18 ottobre 2001
di Nadir M. Aziza
L’Accademia del Mediterraneo è
nata 3 anni e una settimana fa.
Noi ci prepariamo a celebrare
questo anniversario con serenità e fiducia, nonostante la tragedia dell’11
settembre 2001 e il delitto di oggi in Israele.
I nuovi Cavalieri
dell’Apocalisse speravano attraverso le loro azioni criminose, di seminare
l’odio e lo scontro tra i popoli.
Ci è sembrato urgente e
necessario celebrare comunque il terzo anniversario della nostra Accademia per
provare a questi predicatori dell’odio e della violenza che i loro malefici
disegni hanno fallito!
Fare della tragedia dell’11
settembre una dimostrazione di questo “Choc della Civiltà” che pronosticava il
politologo Samuel Hungtinton significa soddisfare il pensiero arretrato dei
fanatici che non cercano altro che indirizzare le masse mussulmane contro
l’Occidente.
In realtà, se opposizione c’è,
è tra i civili e i barbari, la democrazia e il totalitarismo, la modernità e
l’arcaismo, lo sviluppo e la regressione.
Vorrei fornire una “lettura
personale” da uomo di origine araba, degli eventi che hanno coinvolto non solo
l’America ma tutte le coscienze che desiderano la pace e la fratellanza nel mondo, compreso, naturalmente, tra il
mondo arabo e quello mussulmano.
Vorrei semplicemente affermare
che il trattamento del cancro del terrorismo non si deve ridurre alla sola
dimensione della risposta sul piano della sicurezza.

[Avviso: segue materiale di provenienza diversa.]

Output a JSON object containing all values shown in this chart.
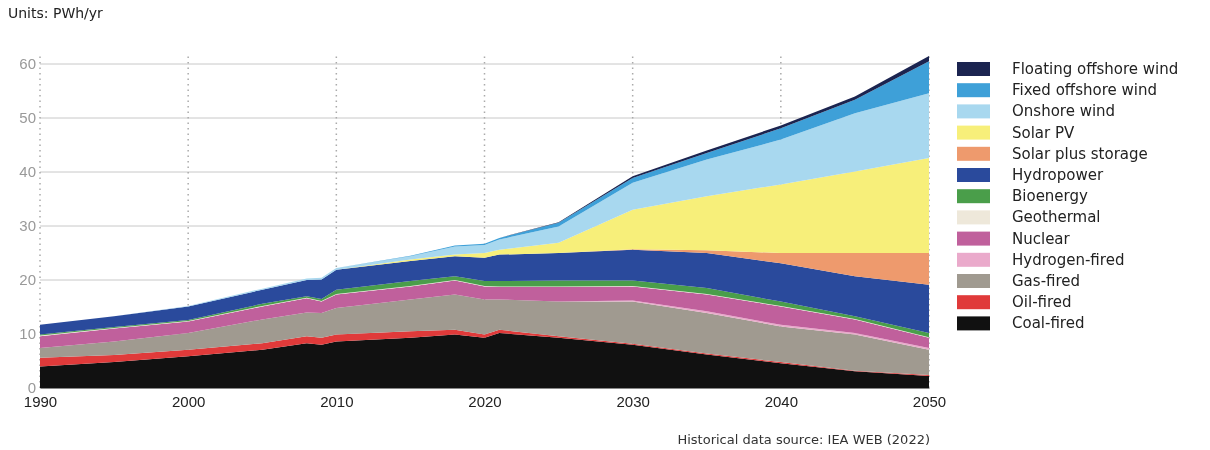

Essa è certamente
necessaria e anche urgente, ma non può da sola, essere sufficiente.
Sembra essenziale aggiungere ad
essa una serie di misure politiche ed economiche destinate a ridurre le
frustrazioni e le angosce in cui cresce l’idra della violenza. Finché prospereranno
l’ingiustizia e la miseria, l’umiliazione e l’incomprensione tra le varie
comunità umane, il terrorismo non potrà mai essere veramente sconfitto.
I dirigenti occidentali
sembrano infine aver compreso questo meccanismo di causa ed effetto. I loro
sforzi per tentare di imporre il ritorno del processo di pace di Oslo nel Medio
Oriente, tra le altre azioni di assistenza alimentare, vanno nel verso giusto.
Ma anche se aiutato da questi
elementi politici ed economici, la lotta contro il terrorismo non sarà del
tutto efficace se ci si aggiunge una forte preoccupazione di tipo culturale.

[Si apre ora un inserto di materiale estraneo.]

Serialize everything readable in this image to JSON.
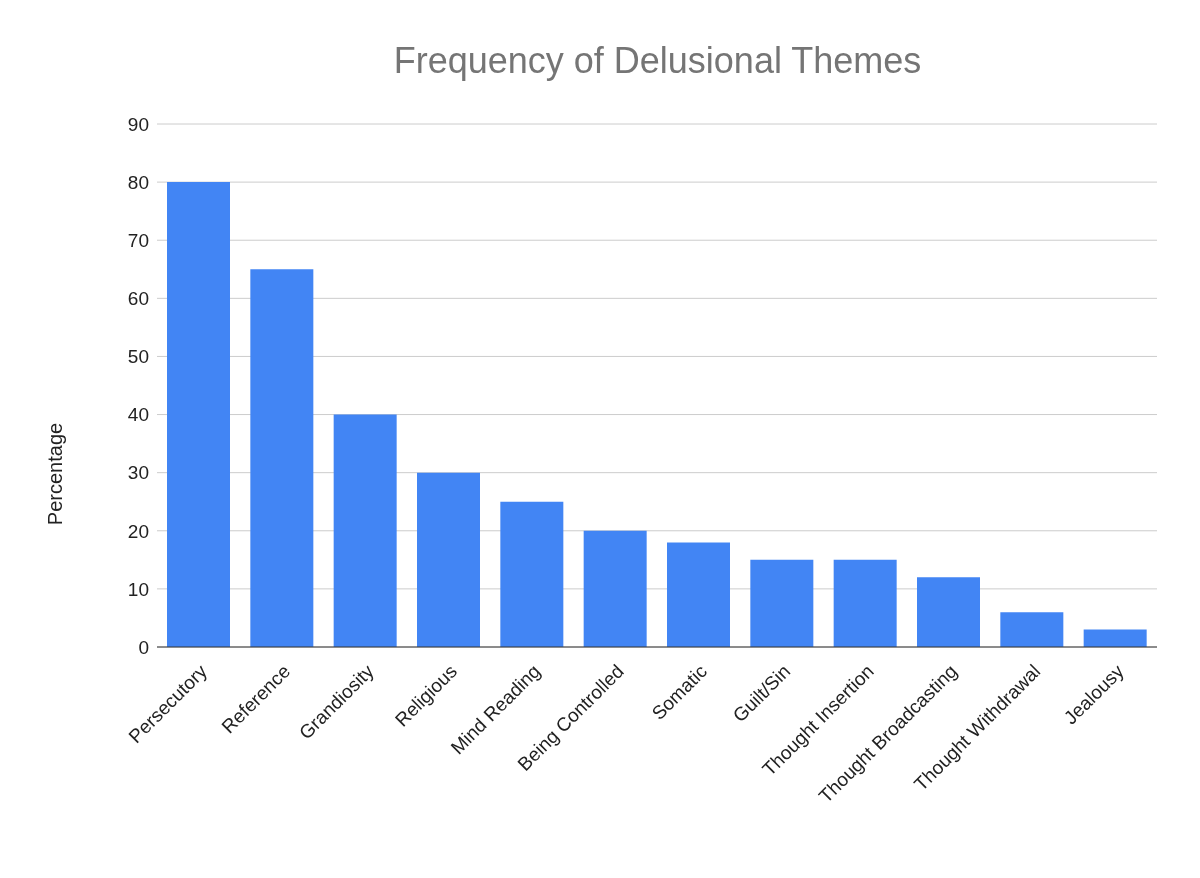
{
  "chart_data": {
    "type": "bar",
    "title": "Frequency of Delusional Themes",
    "ylabel": "Percentage",
    "categories": [
      "Persecutory",
      "Reference",
      "Grandiosity",
      "Religious",
      "Mind Reading",
      "Being Controlled",
      "Somatic",
      "Guilt/Sin",
      "Thought Insertion",
      "Thought Broadcasting",
      "Thought Withdrawal",
      "Jealousy"
    ],
    "values": [
      80,
      65,
      40,
      30,
      25,
      20,
      18,
      15,
      15,
      12,
      6,
      3
    ],
    "color": "#4285f4",
    "ylim": [
      0,
      90
    ],
    "yticks": [
      0,
      10,
      20,
      30,
      40,
      50,
      60,
      70,
      80,
      90
    ],
    "grid": "y"
  }
}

Per prosciugare alla fonte la
cascata della violenza, bisogna convincere l’Islam a riuscire ad ottenere un
aggiornamento, a vedere il suo stesso risorgimento.
Per ottenere ciò bisogna
permettere ai suoi pensatori di accedere alle stesse letture scientifiche,
analitiche e critiche che gli intellettuali europei sono riusciti ad ottenere,
nel XVIII secolo, anche grazie ad una lettura della Bibbia e delle Sacre
Scritture non dogmatica.
Questo aggiornamento dell’Islam
non può essere realizzato che attraverso gli stessi mussulmani. Non gli può
essere imposto dall’esterno.
Una volta realizzato, esso sarà
uno dei più efficaci rimedi contro le derive fanatiche e terroriste. E’ proprio
nelle zone geografiche fortemente interculturali, come il Mediterraneo, che
questo processo di rilettura critica potrà essere iniziato. Non è dunque in
zone geografiche omogenee, come lo sono gli spazi geoculturali musulmani in
Asia, che questo sforzo di nuova “ijtihad” può avere una chance di attuazione.
La popolazione musulmana si
ripartisce per quattro quinti in Asia e solo un arabo su cinque risulta al
censimento di 1.200.000.000 di musulmani nel mondo.

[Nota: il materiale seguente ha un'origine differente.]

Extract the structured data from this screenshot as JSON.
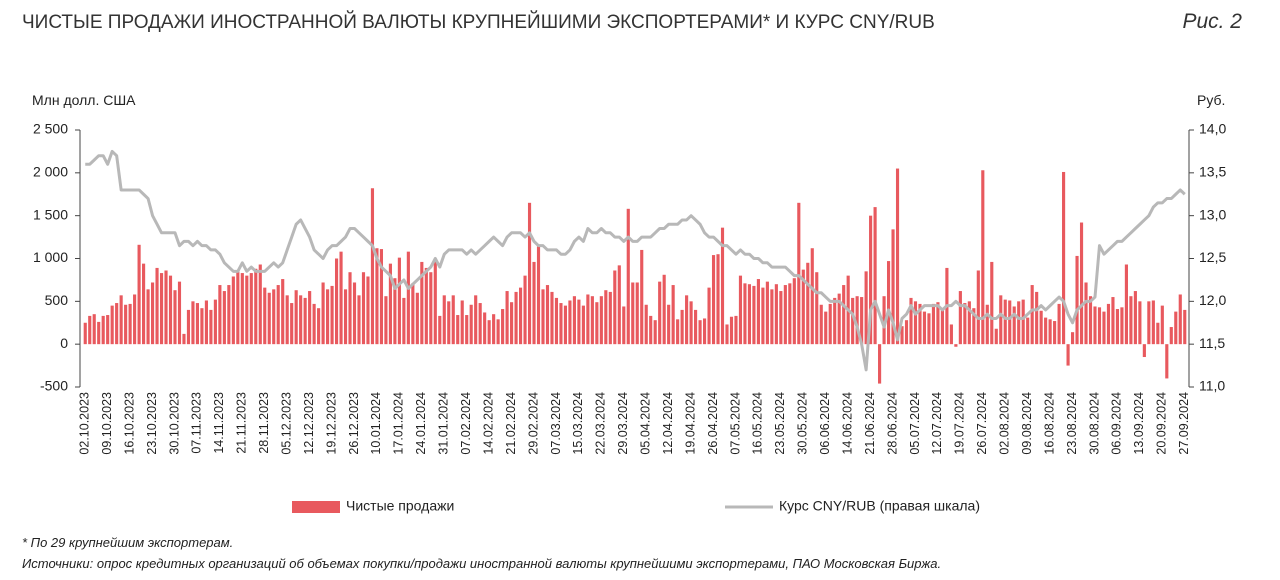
{
  "chart_data": {
    "type": "bar_line",
    "title": "ЧИСТЫЕ ПРОДАЖИ ИНОСТРАННОЙ ВАЛЮТЫ КРУПНЕЙШИМИ ЭКСПОРТЕРАМИ* И КУРС CNY/RUB",
    "figure_label": "Рис. 2",
    "y_label": "Млн долл. США",
    "y2_label": "Руб.",
    "footnote": "* По 29 крупнейшим экспортерам.",
    "source": "Источники: опрос кредитных организаций об объемах покупки/продажи иностранной валюты крупнейшими экспортерами, ПАО Московская Биржа.",
    "ylim": [
      -500,
      2500
    ],
    "yticks": [
      -500,
      0,
      500,
      {
        "value": 1000,
        "label": "1 000"
      },
      {
        "value": 1500,
        "label": "1 500"
      },
      {
        "value": 2000,
        "label": "2 000"
      },
      {
        "value": 2500,
        "label": "2 500"
      }
    ],
    "y2lim": [
      11,
      14
    ],
    "y2ticks": [
      {
        "value": 11,
        "label": "11,0"
      },
      {
        "value": 11.5,
        "label": "11,5"
      },
      {
        "value": 12,
        "label": "12,0"
      },
      {
        "value": 12.5,
        "label": "12,5"
      },
      {
        "value": 13,
        "label": "13,0"
      },
      {
        "value": 13.5,
        "label": "13,5"
      },
      {
        "value": 14,
        "label": "14,0"
      }
    ],
    "categories": [
      "02.10.2023",
      null,
      null,
      null,
      null,
      "09.10.2023",
      null,
      null,
      null,
      null,
      "16.10.2023",
      null,
      null,
      null,
      null,
      "23.10.2023",
      null,
      null,
      null,
      null,
      "30.10.2023",
      null,
      null,
      null,
      null,
      "07.11.2023",
      null,
      null,
      null,
      null,
      "14.11.2023",
      null,
      null,
      null,
      null,
      "21.11.2023",
      null,
      null,
      null,
      null,
      "28.11.2023",
      null,
      null,
      null,
      null,
      "05.12.2023",
      null,
      null,
      null,
      null,
      "12.12.2023",
      null,
      null,
      null,
      null,
      "19.12.2023",
      null,
      null,
      null,
      null,
      "26.12.2023",
      null,
      null,
      null,
      null,
      "10.01.2024",
      null,
      null,
      null,
      null,
      "17.01.2024",
      null,
      null,
      null,
      null,
      "24.01.2024",
      null,
      null,
      null,
      null,
      "31.01.2024",
      null,
      null,
      null,
      null,
      "07.02.2024",
      null,
      null,
      null,
      null,
      "14.02.2024",
      null,
      null,
      null,
      null,
      "21.02.2024",
      null,
      null,
      null,
      null,
      "29.02.2024",
      null,
      null,
      null,
      null,
      "07.03.2024",
      null,
      null,
      null,
      null,
      "15.03.2024",
      null,
      null,
      null,
      null,
      "22.03.2024",
      null,
      null,
      null,
      null,
      "29.03.2024",
      null,
      null,
      null,
      null,
      "05.04.2024",
      null,
      null,
      null,
      null,
      "12.04.2024",
      null,
      null,
      null,
      null,
      "19.04.2024",
      null,
      null,
      null,
      null,
      "26.04.2024",
      null,
      null,
      null,
      null,
      "07.05.2024",
      null,
      null,
      null,
      null,
      "16.05.2024",
      null,
      null,
      null,
      null,
      "23.05.2024",
      null,
      null,
      null,
      null,
      "30.05.2024",
      null,
      null,
      null,
      null,
      "06.06.2024",
      null,
      null,
      null,
      null,
      "14.06.2024",
      null,
      null,
      null,
      null,
      "21.06.2024",
      null,
      null,
      null,
      null,
      "28.06.2024",
      null,
      null,
      null,
      null,
      "05.07.2024",
      null,
      null,
      null,
      null,
      "12.07.2024",
      null,
      null,
      null,
      null,
      "19.07.2024",
      null,
      null,
      null,
      null,
      "26.07.2024",
      null,
      null,
      null,
      null,
      "02.08.2024",
      null,
      null,
      null,
      null,
      "09.08.2024",
      null,
      null,
      null,
      null,
      "16.08.2024",
      null,
      null,
      null,
      null,
      "23.08.2024",
      null,
      null,
      null,
      null,
      "30.08.2024",
      null,
      null,
      null,
      null,
      "06.09.2024",
      null,
      null,
      null,
      null,
      "13.09.2024",
      null,
      null,
      null,
      null,
      "20.09.2024",
      null,
      null,
      null,
      null,
      "27.09.2024"
    ],
    "series": [
      {
        "name": "Чистые продажи",
        "type": "bar",
        "color": "#e8595e",
        "values": [
          250,
          330,
          350,
          260,
          330,
          340,
          450,
          480,
          570,
          460,
          470,
          580,
          1160,
          940,
          640,
          720,
          890,
          830,
          860,
          800,
          630,
          730,
          120,
          400,
          500,
          480,
          420,
          510,
          400,
          520,
          690,
          620,
          690,
          790,
          860,
          830,
          800,
          830,
          880,
          930,
          660,
          600,
          640,
          690,
          760,
          570,
          480,
          630,
          570,
          540,
          620,
          470,
          420,
          720,
          640,
          680,
          1000,
          1080,
          640,
          840,
          720,
          570,
          840,
          790,
          1820,
          1120,
          1110,
          560,
          940,
          770,
          1010,
          540,
          1080,
          710,
          600,
          960,
          890,
          840,
          960,
          330,
          570,
          500,
          570,
          340,
          510,
          340,
          460,
          570,
          480,
          370,
          280,
          350,
          290,
          410,
          620,
          490,
          610,
          660,
          800,
          1650,
          960,
          1140,
          640,
          690,
          610,
          540,
          480,
          450,
          510,
          560,
          520,
          450,
          580,
          560,
          490,
          560,
          630,
          610,
          860,
          920,
          440,
          1580,
          720,
          720,
          1100,
          460,
          330,
          280,
          730,
          810,
          460,
          690,
          290,
          400,
          570,
          500,
          400,
          280,
          300,
          660,
          1040,
          1050,
          1360,
          230,
          320,
          330,
          800,
          710,
          700,
          680,
          760,
          660,
          730,
          640,
          700,
          620,
          690,
          710,
          770,
          1650,
          870,
          950,
          1120,
          840,
          460,
          380,
          470,
          540,
          590,
          690,
          800,
          540,
          560,
          550,
          850,
          1500,
          1600,
          -460,
          560,
          970,
          1340,
          2050,
          210,
          280,
          540,
          500,
          470,
          380,
          360,
          470,
          490,
          410,
          890,
          230,
          -30,
          620,
          480,
          500,
          420,
          860,
          2030,
          460,
          960,
          180,
          570,
          520,
          510,
          440,
          500,
          520,
          310,
          690,
          610,
          390,
          310,
          290,
          270,
          470,
          2010,
          -250,
          140,
          1030,
          1420,
          720,
          560,
          440,
          430,
          380,
          470,
          550,
          410,
          430,
          930,
          560,
          620,
          500,
          -150,
          500,
          510,
          250,
          450,
          -400,
          200,
          380,
          580,
          400
        ]
      },
      {
        "name": "Курс CNY/RUB (правая шкала)",
        "type": "line",
        "axis": "y2",
        "color": "#b8b8b8",
        "values": [
          13.6,
          13.6,
          13.65,
          13.7,
          13.7,
          13.6,
          13.75,
          13.7,
          13.3,
          13.3,
          13.3,
          13.3,
          13.3,
          13.25,
          13.2,
          13.0,
          12.9,
          12.8,
          12.8,
          12.8,
          12.8,
          12.65,
          12.7,
          12.7,
          12.65,
          12.7,
          12.65,
          12.65,
          12.6,
          12.6,
          12.55,
          12.45,
          12.4,
          12.35,
          12.35,
          12.45,
          12.35,
          12.4,
          12.35,
          12.35,
          12.35,
          12.4,
          12.45,
          12.4,
          12.45,
          12.6,
          12.75,
          12.9,
          12.95,
          12.85,
          12.75,
          12.6,
          12.55,
          12.5,
          12.6,
          12.65,
          12.65,
          12.7,
          12.75,
          12.85,
          12.85,
          12.8,
          12.75,
          12.7,
          12.65,
          12.5,
          12.4,
          12.35,
          12.3,
          12.15,
          12.2,
          12.25,
          12.15,
          12.2,
          12.25,
          12.3,
          12.35,
          12.4,
          12.5,
          12.4,
          12.55,
          12.6,
          12.6,
          12.6,
          12.6,
          12.55,
          12.6,
          12.55,
          12.6,
          12.65,
          12.7,
          12.75,
          12.7,
          12.65,
          12.75,
          12.8,
          12.8,
          12.8,
          12.75,
          12.8,
          12.7,
          12.65,
          12.65,
          12.6,
          12.6,
          12.6,
          12.55,
          12.55,
          12.6,
          12.7,
          12.75,
          12.7,
          12.85,
          12.8,
          12.8,
          12.85,
          12.8,
          12.8,
          12.75,
          12.75,
          12.7,
          12.75,
          12.7,
          12.7,
          12.75,
          12.75,
          12.75,
          12.8,
          12.85,
          12.85,
          12.9,
          12.9,
          12.9,
          12.95,
          12.95,
          13.0,
          12.95,
          12.9,
          12.8,
          12.75,
          12.75,
          12.7,
          12.65,
          12.65,
          12.6,
          12.55,
          12.6,
          12.55,
          12.55,
          12.5,
          12.5,
          12.45,
          12.45,
          12.4,
          12.4,
          12.4,
          12.4,
          12.35,
          12.3,
          12.3,
          12.25,
          12.2,
          12.15,
          12.1,
          12.1,
          12.05,
          12.0,
          12.0,
          12.0,
          11.95,
          11.9,
          11.85,
          11.7,
          11.5,
          11.2,
          11.9,
          12.0,
          11.85,
          11.7,
          11.9,
          11.75,
          11.55,
          11.8,
          11.85,
          11.95,
          11.85,
          11.9,
          11.95,
          11.95,
          11.95,
          11.95,
          11.9,
          11.95,
          11.95,
          12.0,
          11.95,
          11.95,
          11.9,
          11.85,
          11.8,
          11.8,
          11.85,
          11.8,
          11.8,
          11.85,
          11.8,
          11.8,
          11.85,
          11.8,
          11.8,
          11.85,
          11.9,
          11.9,
          11.95,
          11.9,
          11.95,
          12.0,
          12.05,
          12.0,
          11.85,
          11.75,
          11.9,
          11.95,
          12.0,
          12.0,
          12.05,
          12.65,
          12.55,
          12.6,
          12.65,
          12.7,
          12.7,
          12.75,
          12.8,
          12.85,
          12.9,
          12.95,
          13.0,
          13.1,
          13.15,
          13.15,
          13.2,
          13.2,
          13.25,
          13.3,
          13.25
        ]
      }
    ]
  }
}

L’Islàm mediterraneo, per la
sua storia multisecolare di vicinanza all’Europa e la sua coesistenza con i
valori europei, non si sente umiliato dalla modernità dell’Altro, ma, al
contrario, stimolato di intraprendere una nuova via per giungere ad una
“globalizzazione dal volto umano condivisa”.
E’ questa la chance del Mediterraneo ed è la forte giustificazione intellettuale e politica di una istituzione come l’Accademia del Mediterraneo e la Maison de la Méditerranée.
Se, come spero, la Regione
Campania e l’Italia sapranno sostenerla, la centralità di Napoli diventerà
centralità del Mediterraneo.
Non è più possibile attendere
oltre e la giustificazione addotta prima, non regge per l’emergenza di oggi che
richiede un suo pieno esercizio, non importa dove.